Retail sales figures released last week add weight to my warnings as far back as 2014 that the Australian economy is a house of cards. The 2014 federal budget assumed consumers would dramatically increase their spending while real wages stagnated or fell. It predicted that home owners would spend up big on the back of their increased wealth from rising house prices. That hasn't happened and now, with house prices easing, consumers have become downright gloomy. Pull the house-price card out and the whole economy can collapse. Such is the folly of orchestrating a housing boom as a substitute for an economic strategy.
Other indicators attest to the fragility of the Australian economy. Wages growth remains insipid. While employment is growing, underemployment has been rising, as many workers are unable to obtain the hours of work they are seeking. Energy prices, too, are rising, as are the prices of other non-discretionary items such as childcare and healthcare. Is it any wonder that consumers have pulled back from going out to restaurants and cafes?
Australian households are borrowed to the hilt, a worrying proportion of mortgagees having taken out interest-only loans and an even more worrying proportion of those not understanding what they have done. They will get a shock when the banks call upon them to begin repaying the principal they have borrowed. To make matters worse, despite the Reserve Bank's cash rate remaining unchanged, mortgage interest rates have begun edging up as international wholesale funding costs begin to rise.
When retail sales enjoyed a couple of good months among many bad ones, consumers were dipping into their savings to maintain their spending. No more. It could never be sustained. If, out of their flat wages, consumers spend less while they rebuild their savings, then growth in consumption – accounting for almost 60 per cent of the Australian economy – will be negative.
A race is on. Employment is rising, including full-time employment, but retail spending is falling. Will employment rise fast enough to counter the effects of weakening spending? The Turnbull government will be hoping so. If not, the house of cards will collapse.

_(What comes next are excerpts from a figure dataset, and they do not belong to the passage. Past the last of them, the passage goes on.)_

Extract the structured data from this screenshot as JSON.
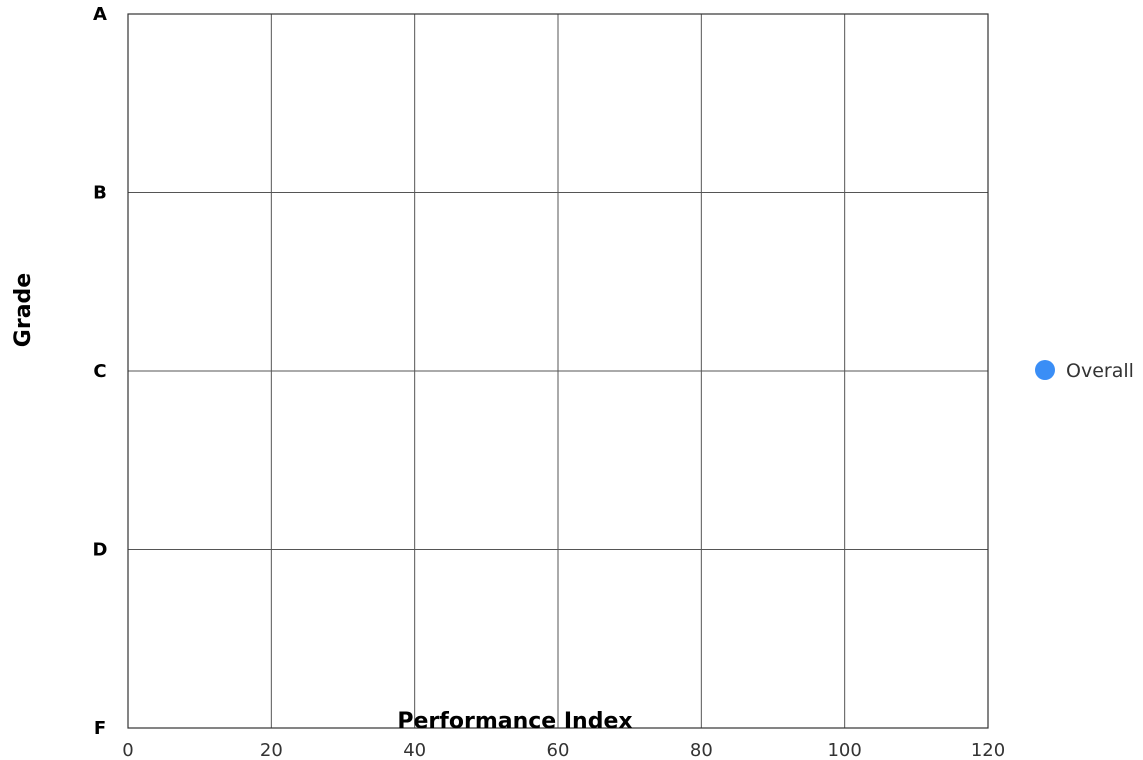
{
  "chart_data": {
    "type": "scatter",
    "xlabel": "Performance Index",
    "ylabel": "Grade",
    "xlim": [
      0,
      120
    ],
    "x_ticks": [
      "0",
      "20",
      "40",
      "60",
      "80",
      "100",
      "120"
    ],
    "y_categories": [
      "F",
      "D",
      "C",
      "B",
      "A"
    ],
    "grid": true,
    "legend_position": "right",
    "series": [
      {
        "name": "Overall",
        "color": "#3a8ef6",
        "points": []
      }
    ]
  }
}
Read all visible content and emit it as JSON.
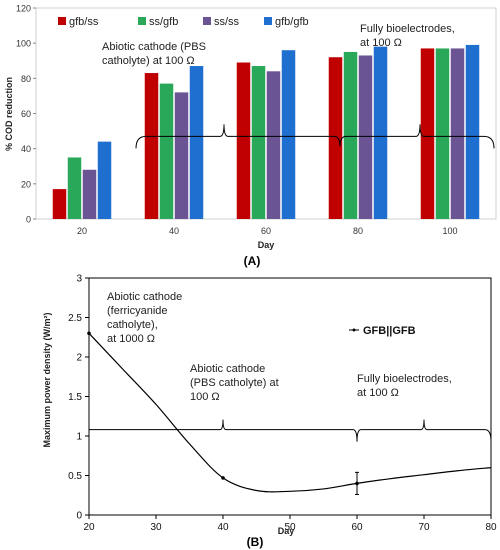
{
  "chart_data": [
    {
      "type": "bar",
      "panel_label": "(A)",
      "xlabel": "Day",
      "ylabel": "% COD reduction",
      "ylim": [
        0,
        120
      ],
      "yticks": [
        0,
        20,
        40,
        60,
        80,
        100,
        120
      ],
      "grid": false,
      "legend_position": "top-left",
      "categories": [
        "20",
        "40",
        "60",
        "80",
        "100"
      ],
      "series": [
        {
          "name": "gfb/ss",
          "color": "#c00000",
          "values": [
            17,
            83,
            89,
            92,
            97
          ]
        },
        {
          "name": "ss/gfb",
          "color": "#2aa85a",
          "values": [
            35,
            77,
            87,
            95,
            97
          ]
        },
        {
          "name": "ss/ss",
          "color": "#6b5493",
          "values": [
            28,
            72,
            84,
            93,
            97
          ]
        },
        {
          "name": "gfb/gfb",
          "color": "#1f6fd0",
          "values": [
            44,
            87,
            96,
            98,
            99
          ]
        }
      ],
      "annotations": [
        {
          "lines": [
            "Abiotic cathode (PBS",
            "catholyte) at 100 Ω"
          ]
        },
        {
          "lines": [
            "Fully bioelectrodes,",
            "at 100 Ω"
          ]
        }
      ],
      "brackets": [
        {
          "x_from": 0.5,
          "x_to": 2.5,
          "y": 47
        },
        {
          "x_from": 2.5,
          "x_to": 4.5,
          "y": 47
        }
      ]
    },
    {
      "type": "line",
      "panel_label": "(B)",
      "xlabel": "Day",
      "ylabel": "Maximum power density (W/m²)",
      "xlim": [
        20,
        80
      ],
      "ylim": [
        0,
        3
      ],
      "xticks": [
        20,
        30,
        40,
        50,
        60,
        70,
        80
      ],
      "yticks": [
        0,
        0.5,
        1,
        1.5,
        2,
        2.5,
        3
      ],
      "grid": false,
      "legend_position": "top-right",
      "series": [
        {
          "name": "GFB||GFB",
          "color": "#000000",
          "x": [
            20,
            25,
            30,
            35,
            40,
            45,
            50,
            55,
            60,
            65,
            70,
            75,
            80
          ],
          "y": [
            2.3,
            1.85,
            1.4,
            0.9,
            0.47,
            0.31,
            0.3,
            0.33,
            0.4,
            0.46,
            0.51,
            0.56,
            0.6
          ],
          "markers": [
            {
              "x": 20,
              "y": 2.3
            },
            {
              "x": 40,
              "y": 0.47
            },
            {
              "x": 60,
              "y": 0.4,
              "err": 0.14
            }
          ]
        }
      ],
      "annotations": [
        {
          "lines": [
            "Abiotic cathode",
            "(ferricyanide",
            "catholyte),",
            "at 1000 Ω"
          ]
        },
        {
          "lines": [
            "Abiotic cathode",
            "(PBS catholyte) at",
            "100 Ω"
          ]
        },
        {
          "lines": [
            "Fully bioelectrodes,",
            "at 100 Ω"
          ]
        }
      ],
      "brackets": [
        {
          "x_from": 20,
          "x_to": 60,
          "y": 1.08,
          "tip_x": 40
        },
        {
          "x_from": 60,
          "x_to": 80,
          "y": 1.08,
          "tip_x": 70
        }
      ]
    }
  ]
}
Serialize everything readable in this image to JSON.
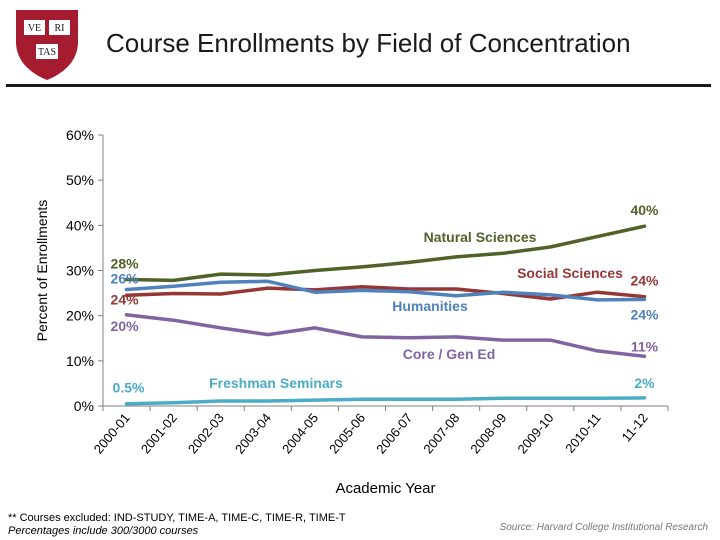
{
  "slide": {
    "title": "Course Enrollments by Field of Concentration",
    "footnote_line1": "** Courses excluded: IND-STUDY, TIME-A, TIME-C, TIME-R,  TIME-T",
    "footnote_line2": "Percentages include 300/3000 courses",
    "source": "Source:  Harvard College Institutional Research"
  },
  "logo": {
    "shield_color": "#a51c30",
    "book_left": "VE",
    "book_right": "RI",
    "book_bottom": "TAS"
  },
  "chart_data": {
    "type": "line",
    "title": "",
    "xlabel": "Academic Year",
    "ylabel": "Percent of Enrollments",
    "ylim": [
      0,
      60
    ],
    "yticks": [
      0,
      10,
      20,
      30,
      40,
      50,
      60
    ],
    "ytick_labels": [
      "0%",
      "10%",
      "20%",
      "30%",
      "40%",
      "50%",
      "60%"
    ],
    "grid": false,
    "categories": [
      "2000-01",
      "2001-02",
      "2002-03",
      "2003-04",
      "2004-05",
      "2005-06",
      "2006-07",
      "2007-08",
      "2008-09",
      "2009-10",
      "2010-11",
      "11-12"
    ],
    "series": [
      {
        "name": "Natural Sciences",
        "color": "#4f6228",
        "values": [
          28,
          27.8,
          29.2,
          29,
          30,
          30.8,
          31.8,
          33,
          33.8,
          35.2,
          37.5,
          39.8
        ],
        "start_label": "28%",
        "end_label": "40%"
      },
      {
        "name": "Social Sciences",
        "color": "#953735",
        "values": [
          24.5,
          24.9,
          24.8,
          26.1,
          25.7,
          26.4,
          25.9,
          25.9,
          24.9,
          23.7,
          25.2,
          24.2
        ],
        "start_label": "24%",
        "end_label": "24%"
      },
      {
        "name": "Humanities",
        "color": "#4f81bd",
        "values": [
          25.8,
          26.5,
          27.4,
          27.6,
          25.2,
          25.6,
          25.3,
          24.4,
          25.2,
          24.6,
          23.5,
          23.6
        ],
        "start_label": "26%",
        "end_label": "24%"
      },
      {
        "name": "Core / Gen Ed",
        "color": "#8064a2",
        "values": [
          20.2,
          19,
          17.3,
          15.8,
          17.3,
          15.3,
          15.1,
          15.3,
          14.6,
          14.6,
          12.2,
          11
        ],
        "start_label": "20%",
        "end_label": "11%"
      },
      {
        "name": "Freshman Seminars",
        "color": "#4bacc6",
        "values": [
          0.5,
          0.7,
          1.1,
          1.1,
          1.3,
          1.5,
          1.5,
          1.5,
          1.7,
          1.7,
          1.7,
          1.8
        ],
        "start_label": "0.5%",
        "end_label": "2%"
      }
    ]
  }
}
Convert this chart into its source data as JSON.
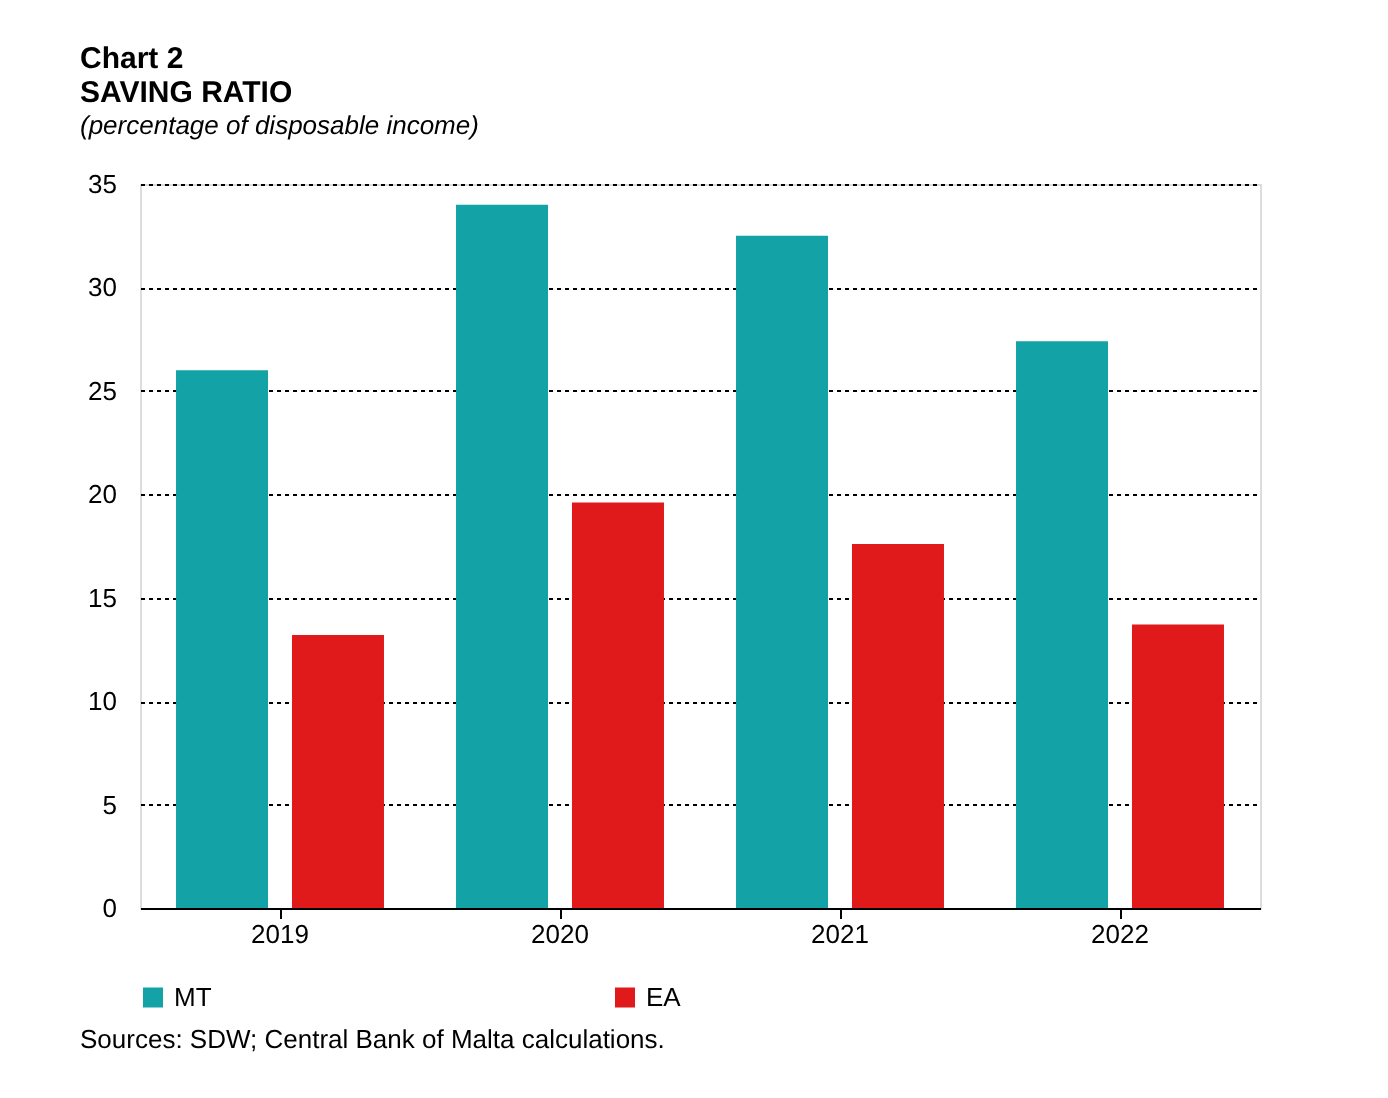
{
  "chart_data": {
    "type": "bar",
    "title": [
      "Chart 2",
      "SAVING RATIO"
    ],
    "subtitle": "(percentage of disposable income)",
    "categories": [
      "2019",
      "2020",
      "2021",
      "2022"
    ],
    "series": [
      {
        "name": "MT",
        "color": "#13a3a6",
        "values": [
          26.0,
          34.0,
          32.5,
          27.4
        ]
      },
      {
        "name": "EA",
        "color": "#e0191b",
        "values": [
          13.2,
          19.6,
          17.6,
          13.7
        ]
      }
    ],
    "ylim": [
      0,
      35
    ],
    "yticks": [
      0,
      5,
      10,
      15,
      20,
      25,
      30,
      35
    ],
    "grid": "y",
    "legend": "bottom",
    "annotations": [
      "Sources: SDW; Central Bank of Malta calculations."
    ]
  }
}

And if the US Federal Reserve starts raising interest rates again, Australia's mortgage interest rates will rise regardless of whether the Reserve Bank keeps the cash rate on hold – which it will for the foreseeable future. Those economists predicting the Reserve Bank will soon begin raising interest rates are living in Rainbow Land.
We continue to be assured that wage rises are just around the corner. The governor of the Reserve Bank wants them. The Prime Minister says he wants them, while supporting a cut in Sunday penalty rates for retail and hospitality workers. Now that the Fair Work Commission has ruled that Sunday is no more important than Saturday, reductions in Sunday penalty rates might well flow on to other workers, such as hairdressers, as employer groups bring further cases.
Instead of being encouraged into productivity-raising pursuits, the federal government has encouraged investment in a house of cards by refusing to pull back on tax concessions for investments in rental properties.
Like wage rises, the government continues to assure us that a lift in private non-mining investment is just around the corner. Just as we are assured a budget surplus is on the way in the final year of the budget period, as it has been for the past six years.
The forthcoming mid-year fiscal and economic outlook is an opportunity to level with the Australian people. To its credit, the incoming Turnbull government revised down the budget's estimate of trend growth in the 2015 mid-year fiscal review. It's time for another reality check, instead of jollying along the Australian people in the hope that they will believe the economy is under control, wages are on the up and the budget will magically flip into surplus in a couple of years' time.
The Australian people can handle the truth. The question is whether the Turnbull government can too.